Auch außer Konkurrenz bietet das Programm einige Highlights. So bringt Bradley Cooper sein Regiedebüt „A Star is Born“ nach Venedig: In dem Musikfilm spielt Lady Gaga nicht nur die Hauptrolle, sondern schrieb außerdem einige der Songs mit. Mel Gibson steht ebenfalls auf der Gästeliste des Festivals. Mit Vince Vaughn ist er in dem Actiondrama „Dragged Across Concrete“ zu sehen.
Steve Bannon tritt in Doku auf
Für politischen Gesprächsstoff ist genauso gesorgt: Errol Morris traf sich für seine Dokumentation „American Dharma“ mit Steve Bannon, dem einstigen Chefstrategen von US-Präsident Donald Trump und Breitbart-News-Leiter. Hinzu kommt die deutsche Koproduktion „Isis, Tomorrow. The Lost Souls of Mosul“. Die Doku fokussiert auf die Auswirkungen, die die Besetzung der Stadt durch die Terrormiliz Islamischer Staat (IS) auf Kinder und Jugendliche hatte.

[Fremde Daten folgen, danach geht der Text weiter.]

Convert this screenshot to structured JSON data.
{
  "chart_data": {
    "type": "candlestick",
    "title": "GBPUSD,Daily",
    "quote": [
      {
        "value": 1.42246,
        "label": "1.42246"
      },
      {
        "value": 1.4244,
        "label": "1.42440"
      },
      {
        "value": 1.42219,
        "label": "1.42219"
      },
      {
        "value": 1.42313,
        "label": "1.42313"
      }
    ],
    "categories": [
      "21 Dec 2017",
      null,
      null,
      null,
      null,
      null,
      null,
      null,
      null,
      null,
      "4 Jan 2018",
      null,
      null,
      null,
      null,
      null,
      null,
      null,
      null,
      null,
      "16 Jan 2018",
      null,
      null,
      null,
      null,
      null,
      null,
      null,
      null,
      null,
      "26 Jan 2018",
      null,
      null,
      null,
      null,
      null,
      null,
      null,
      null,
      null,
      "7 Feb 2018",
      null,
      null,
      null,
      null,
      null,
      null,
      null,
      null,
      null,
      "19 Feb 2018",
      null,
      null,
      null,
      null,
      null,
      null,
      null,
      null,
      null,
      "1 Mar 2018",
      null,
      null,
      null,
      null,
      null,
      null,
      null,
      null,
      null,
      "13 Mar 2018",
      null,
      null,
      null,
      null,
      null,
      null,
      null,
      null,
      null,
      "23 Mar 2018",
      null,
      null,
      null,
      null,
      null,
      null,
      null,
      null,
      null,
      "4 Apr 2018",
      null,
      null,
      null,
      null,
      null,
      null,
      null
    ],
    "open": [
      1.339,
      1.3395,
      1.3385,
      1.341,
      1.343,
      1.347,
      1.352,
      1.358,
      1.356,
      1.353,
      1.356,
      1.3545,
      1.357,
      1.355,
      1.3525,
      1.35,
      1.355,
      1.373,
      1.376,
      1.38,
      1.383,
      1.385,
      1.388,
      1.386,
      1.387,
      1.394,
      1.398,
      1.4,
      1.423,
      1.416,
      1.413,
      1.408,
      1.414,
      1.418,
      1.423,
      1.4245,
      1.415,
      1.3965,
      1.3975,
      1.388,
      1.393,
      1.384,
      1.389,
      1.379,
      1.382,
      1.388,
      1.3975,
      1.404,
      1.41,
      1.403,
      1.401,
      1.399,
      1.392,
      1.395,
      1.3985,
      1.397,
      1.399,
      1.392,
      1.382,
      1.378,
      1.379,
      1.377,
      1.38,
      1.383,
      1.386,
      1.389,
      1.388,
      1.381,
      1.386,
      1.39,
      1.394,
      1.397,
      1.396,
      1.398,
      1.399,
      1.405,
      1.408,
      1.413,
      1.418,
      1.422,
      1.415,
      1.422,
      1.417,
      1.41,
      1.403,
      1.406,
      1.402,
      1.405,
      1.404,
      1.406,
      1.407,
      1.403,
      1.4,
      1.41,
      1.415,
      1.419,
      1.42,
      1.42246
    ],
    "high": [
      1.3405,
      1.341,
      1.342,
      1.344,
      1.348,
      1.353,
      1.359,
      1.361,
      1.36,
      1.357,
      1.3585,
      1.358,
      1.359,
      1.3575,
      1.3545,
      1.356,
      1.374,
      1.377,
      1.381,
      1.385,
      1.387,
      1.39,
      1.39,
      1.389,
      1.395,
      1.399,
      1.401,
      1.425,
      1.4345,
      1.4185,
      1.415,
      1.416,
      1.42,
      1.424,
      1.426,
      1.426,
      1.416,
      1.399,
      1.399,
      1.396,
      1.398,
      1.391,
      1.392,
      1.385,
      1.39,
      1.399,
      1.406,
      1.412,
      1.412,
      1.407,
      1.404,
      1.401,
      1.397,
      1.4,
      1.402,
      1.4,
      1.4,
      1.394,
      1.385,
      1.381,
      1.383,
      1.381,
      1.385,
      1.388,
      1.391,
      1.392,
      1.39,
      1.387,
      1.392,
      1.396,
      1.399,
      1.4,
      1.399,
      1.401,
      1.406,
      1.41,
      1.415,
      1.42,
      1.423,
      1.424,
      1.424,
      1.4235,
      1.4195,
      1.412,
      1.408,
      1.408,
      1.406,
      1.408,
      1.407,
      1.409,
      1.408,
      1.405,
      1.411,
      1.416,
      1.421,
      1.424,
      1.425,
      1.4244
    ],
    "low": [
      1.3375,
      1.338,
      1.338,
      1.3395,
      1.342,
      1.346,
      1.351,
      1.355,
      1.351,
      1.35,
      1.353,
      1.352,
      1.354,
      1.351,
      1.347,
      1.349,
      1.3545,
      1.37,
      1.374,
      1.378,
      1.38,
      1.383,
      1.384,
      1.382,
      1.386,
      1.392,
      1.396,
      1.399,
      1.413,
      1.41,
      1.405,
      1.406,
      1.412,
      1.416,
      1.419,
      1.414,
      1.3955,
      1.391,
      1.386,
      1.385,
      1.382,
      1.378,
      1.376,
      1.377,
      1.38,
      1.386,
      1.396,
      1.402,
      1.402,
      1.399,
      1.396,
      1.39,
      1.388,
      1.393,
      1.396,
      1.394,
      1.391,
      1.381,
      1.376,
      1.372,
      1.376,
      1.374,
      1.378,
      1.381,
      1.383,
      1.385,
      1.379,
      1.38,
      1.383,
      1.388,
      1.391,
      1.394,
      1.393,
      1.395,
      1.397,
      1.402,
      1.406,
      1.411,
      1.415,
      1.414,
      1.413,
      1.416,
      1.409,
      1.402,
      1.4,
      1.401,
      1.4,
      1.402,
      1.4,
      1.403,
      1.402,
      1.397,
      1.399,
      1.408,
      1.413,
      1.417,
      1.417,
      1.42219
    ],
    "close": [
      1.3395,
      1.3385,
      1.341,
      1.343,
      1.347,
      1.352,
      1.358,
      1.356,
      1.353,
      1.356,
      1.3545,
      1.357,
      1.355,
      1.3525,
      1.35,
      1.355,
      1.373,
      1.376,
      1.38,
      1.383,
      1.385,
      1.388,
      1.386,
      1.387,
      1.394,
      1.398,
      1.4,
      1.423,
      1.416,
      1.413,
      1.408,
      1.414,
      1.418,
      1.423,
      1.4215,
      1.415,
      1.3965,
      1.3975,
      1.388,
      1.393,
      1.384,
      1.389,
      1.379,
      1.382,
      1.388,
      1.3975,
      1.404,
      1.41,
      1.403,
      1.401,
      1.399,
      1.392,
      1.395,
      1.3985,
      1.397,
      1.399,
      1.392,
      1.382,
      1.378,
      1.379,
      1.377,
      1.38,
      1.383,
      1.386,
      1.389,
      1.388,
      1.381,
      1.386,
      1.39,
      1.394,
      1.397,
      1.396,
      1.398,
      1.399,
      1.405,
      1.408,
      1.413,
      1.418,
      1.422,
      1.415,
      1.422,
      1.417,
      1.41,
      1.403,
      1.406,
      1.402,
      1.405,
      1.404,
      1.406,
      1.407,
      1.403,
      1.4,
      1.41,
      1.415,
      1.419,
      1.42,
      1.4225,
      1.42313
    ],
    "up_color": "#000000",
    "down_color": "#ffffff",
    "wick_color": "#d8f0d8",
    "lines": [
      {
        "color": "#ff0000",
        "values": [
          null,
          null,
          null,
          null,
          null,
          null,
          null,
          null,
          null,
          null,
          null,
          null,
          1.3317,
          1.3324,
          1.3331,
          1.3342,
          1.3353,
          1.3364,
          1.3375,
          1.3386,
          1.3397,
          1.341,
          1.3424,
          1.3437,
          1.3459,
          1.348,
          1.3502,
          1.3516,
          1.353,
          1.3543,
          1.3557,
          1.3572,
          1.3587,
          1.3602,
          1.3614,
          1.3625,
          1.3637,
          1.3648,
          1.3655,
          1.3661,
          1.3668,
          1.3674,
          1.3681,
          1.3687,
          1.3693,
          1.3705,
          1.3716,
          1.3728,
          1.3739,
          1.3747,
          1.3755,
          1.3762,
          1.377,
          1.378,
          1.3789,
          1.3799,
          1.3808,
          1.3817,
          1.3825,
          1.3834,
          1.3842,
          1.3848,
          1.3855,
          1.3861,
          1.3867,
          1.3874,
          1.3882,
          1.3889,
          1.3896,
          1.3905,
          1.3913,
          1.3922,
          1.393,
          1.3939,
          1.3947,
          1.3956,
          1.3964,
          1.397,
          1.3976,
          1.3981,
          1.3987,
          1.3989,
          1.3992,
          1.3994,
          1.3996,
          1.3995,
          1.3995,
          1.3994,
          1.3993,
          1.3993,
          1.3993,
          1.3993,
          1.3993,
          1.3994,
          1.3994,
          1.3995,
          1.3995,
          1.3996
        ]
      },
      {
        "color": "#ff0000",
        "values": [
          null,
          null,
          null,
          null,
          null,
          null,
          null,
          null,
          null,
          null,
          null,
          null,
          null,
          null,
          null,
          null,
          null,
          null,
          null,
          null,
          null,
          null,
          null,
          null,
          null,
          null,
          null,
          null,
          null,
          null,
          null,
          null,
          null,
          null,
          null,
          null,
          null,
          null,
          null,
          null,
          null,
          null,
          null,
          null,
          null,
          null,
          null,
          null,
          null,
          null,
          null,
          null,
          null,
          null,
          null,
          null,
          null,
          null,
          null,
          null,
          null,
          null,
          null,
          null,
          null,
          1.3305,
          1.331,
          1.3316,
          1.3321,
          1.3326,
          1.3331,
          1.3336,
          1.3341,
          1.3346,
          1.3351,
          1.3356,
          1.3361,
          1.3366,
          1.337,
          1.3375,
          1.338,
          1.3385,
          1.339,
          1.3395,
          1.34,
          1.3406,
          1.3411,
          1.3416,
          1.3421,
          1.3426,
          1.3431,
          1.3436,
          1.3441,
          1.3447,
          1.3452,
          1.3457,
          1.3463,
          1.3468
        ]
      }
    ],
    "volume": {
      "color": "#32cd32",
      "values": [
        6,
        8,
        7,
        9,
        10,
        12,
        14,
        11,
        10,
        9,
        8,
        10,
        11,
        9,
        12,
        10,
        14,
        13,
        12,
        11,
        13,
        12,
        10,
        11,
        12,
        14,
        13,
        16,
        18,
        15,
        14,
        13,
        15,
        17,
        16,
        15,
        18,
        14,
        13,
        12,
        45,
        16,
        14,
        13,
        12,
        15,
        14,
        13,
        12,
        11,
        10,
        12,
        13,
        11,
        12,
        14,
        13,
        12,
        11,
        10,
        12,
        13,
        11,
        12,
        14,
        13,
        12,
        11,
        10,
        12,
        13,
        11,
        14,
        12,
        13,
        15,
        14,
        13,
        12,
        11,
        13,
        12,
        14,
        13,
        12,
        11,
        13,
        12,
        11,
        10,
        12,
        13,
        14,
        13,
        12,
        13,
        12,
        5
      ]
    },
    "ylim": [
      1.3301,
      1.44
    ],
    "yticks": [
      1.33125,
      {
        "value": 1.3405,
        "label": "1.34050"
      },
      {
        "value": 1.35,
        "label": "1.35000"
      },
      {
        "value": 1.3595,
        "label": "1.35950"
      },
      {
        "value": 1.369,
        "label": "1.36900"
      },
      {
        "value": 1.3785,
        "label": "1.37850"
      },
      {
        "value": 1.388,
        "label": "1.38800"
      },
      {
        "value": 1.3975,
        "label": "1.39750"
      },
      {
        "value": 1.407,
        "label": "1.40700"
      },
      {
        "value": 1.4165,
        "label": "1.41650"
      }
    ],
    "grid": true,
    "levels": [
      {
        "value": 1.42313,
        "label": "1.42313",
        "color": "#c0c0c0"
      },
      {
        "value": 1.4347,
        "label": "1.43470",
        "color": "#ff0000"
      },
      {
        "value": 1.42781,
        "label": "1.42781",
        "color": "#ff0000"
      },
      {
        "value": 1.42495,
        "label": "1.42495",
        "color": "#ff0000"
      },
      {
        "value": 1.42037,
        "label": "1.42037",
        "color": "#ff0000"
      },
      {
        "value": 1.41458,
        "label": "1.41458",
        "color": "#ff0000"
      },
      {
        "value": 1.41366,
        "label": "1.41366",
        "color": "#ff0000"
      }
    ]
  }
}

Ein großer Clou ist darüber hinaus die Premiere von „The Other Side of the Wind“. Regielegende Orson Welles drehte das Werk in den 70er Jahren, konnte es aber nie beenden. 2017 kaufte dann der Streamingdienst Netflix die Rechte und vollendete den Film. Eigentlich sollte er bereits beim Festival Cannes gezeigt werden. Doch da es dort Ärger rund um die Kinoauswertung von Netflix-Produktionen gab, wurde der Welles-Film zurückgezogen (wie übrigens auch Cuarons Beitrag). Nun ist Netflix umso stärker in Venedig vertreten - und das Filmfest kann sich mit „The Other Side of the Wind“ über ein ganz besonderes Geschenk für seine 75. Ausgabe freuen.